Is the effect the same, greater or less for sport anglers vs. commercial fishermen?
“This really depends on the species being targeted and the particular MPA in question. Some species are allowed to be taken inside certain ‘State Marine Conservation Areas.’ Sometimes recreational take is allowed, but commercial take is not allowed.
“The bulk of commercial fisheries in California focus on invertebrates (market squid, spiny lobster, urchin, etc.) rather than fish, but these fisheries are still affected by MPAs.”
What effect has this had on anglers being able to fish for whatever species they wish to seek out?
“Generally, MPAs lead to anglers shifting their fishing efforts to alternative locations. They can still target the same species, but the area they have to choose from has decreased.”
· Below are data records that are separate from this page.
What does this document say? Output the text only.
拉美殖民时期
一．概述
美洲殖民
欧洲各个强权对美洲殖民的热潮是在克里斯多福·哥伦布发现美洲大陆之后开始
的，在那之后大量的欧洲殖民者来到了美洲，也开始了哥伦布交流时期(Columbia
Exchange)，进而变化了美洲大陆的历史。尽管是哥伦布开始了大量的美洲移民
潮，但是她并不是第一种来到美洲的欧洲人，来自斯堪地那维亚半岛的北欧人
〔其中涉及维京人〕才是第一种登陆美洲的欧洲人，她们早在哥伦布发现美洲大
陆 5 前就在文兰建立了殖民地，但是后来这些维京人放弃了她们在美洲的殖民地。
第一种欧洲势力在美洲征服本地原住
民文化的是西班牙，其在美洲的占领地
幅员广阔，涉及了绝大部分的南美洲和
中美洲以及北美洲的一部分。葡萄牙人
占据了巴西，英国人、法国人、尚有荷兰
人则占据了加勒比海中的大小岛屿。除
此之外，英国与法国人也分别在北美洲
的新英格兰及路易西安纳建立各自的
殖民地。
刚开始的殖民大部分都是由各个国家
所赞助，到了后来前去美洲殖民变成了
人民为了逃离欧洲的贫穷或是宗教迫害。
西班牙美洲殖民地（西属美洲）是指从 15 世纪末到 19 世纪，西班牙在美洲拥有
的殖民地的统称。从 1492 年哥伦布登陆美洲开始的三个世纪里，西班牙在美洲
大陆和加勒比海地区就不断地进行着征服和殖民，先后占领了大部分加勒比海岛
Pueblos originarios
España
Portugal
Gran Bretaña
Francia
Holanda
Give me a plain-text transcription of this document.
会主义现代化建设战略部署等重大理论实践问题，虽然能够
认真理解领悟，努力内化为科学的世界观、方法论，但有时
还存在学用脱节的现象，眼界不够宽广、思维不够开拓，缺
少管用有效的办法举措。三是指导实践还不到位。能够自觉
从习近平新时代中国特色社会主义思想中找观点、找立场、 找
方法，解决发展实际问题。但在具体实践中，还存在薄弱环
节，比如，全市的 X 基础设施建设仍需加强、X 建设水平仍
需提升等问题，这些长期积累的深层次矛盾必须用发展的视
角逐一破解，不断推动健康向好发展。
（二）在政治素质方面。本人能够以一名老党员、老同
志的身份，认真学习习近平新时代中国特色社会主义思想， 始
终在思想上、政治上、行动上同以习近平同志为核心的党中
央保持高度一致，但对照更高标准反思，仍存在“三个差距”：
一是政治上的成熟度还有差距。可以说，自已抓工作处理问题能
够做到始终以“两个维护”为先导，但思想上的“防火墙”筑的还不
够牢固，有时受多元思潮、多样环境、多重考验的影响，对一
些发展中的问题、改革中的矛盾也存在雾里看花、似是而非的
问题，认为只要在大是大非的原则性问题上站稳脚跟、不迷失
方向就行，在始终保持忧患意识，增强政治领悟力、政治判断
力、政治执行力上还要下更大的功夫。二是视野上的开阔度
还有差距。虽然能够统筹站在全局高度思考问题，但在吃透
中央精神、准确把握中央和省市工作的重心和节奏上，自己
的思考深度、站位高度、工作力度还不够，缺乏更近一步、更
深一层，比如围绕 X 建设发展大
What is the makeup of the Fish and Game Commission? Who is driving the decisions being made — and what is the process?
“The general public and scientists provide information for the California Department of Fish and Wildlife (formerly Fish and Game) about local fisheries. The DFW then compiles all known information and presents it to the commission.
“The commission allows public comment and then makes a decision about regulatory action or inaction. To my knowledge, the commission itself is made up of industry representatives from throughout the state.”
Tell us about the bass tagging program you are presently involved in. What are you attempting to learn — and how can that data be used for the good of kelp bass, barred sand bass and spotted sand bass populations?
“The Coastal Angler Tagging Cooperative is a research project that was funded by Collaborative Fisheries Research-West (cfr-west.org) last summer, and it will continue through the summer of 2014. Our goal is to involve the fishing community and conduct cooperative, transparent science that will produce data that is essential for management of local saltwater bass fisheries — which include kelp (calico) bass, barred sand bass and spotted sand (bay) bass.
“We are conducting a tag-and-release project to measure population size, mortality and movement patterns of all three bass species — primarily in the San Diego coastal area from Imperial Beach to La Jolla, but we recently started tagging in Long Beach and Orange County, as well.
“We charter local three-quarter-day sportfishing boat trips and invite anyone to come out for free on ‘tag-and-release-only’ trips. Just go to our website — cooperativefishtagging.org — and send us your email address.
“I’ll send out an email to everyone, as soon as we get a trip scheduled on the books. I’ll also post charter updates on our Facebook page, under Coastal Angler Tagging Cooperative.
“If you catch a tagged fish, just dial the phone number printed on the tag: (858) 534-2156. Report the tag ID number, location caught, date caught and size.
“You can also download our free cellphone app — Catch Reporter — on any smartphone, which will allow you to upload your recapture information directly to our tagging database. I’ll then enter you in our monthly raffle for a $200 gas card. That’s just our way of thanking people for reporting a tagged fish, if they catch one.”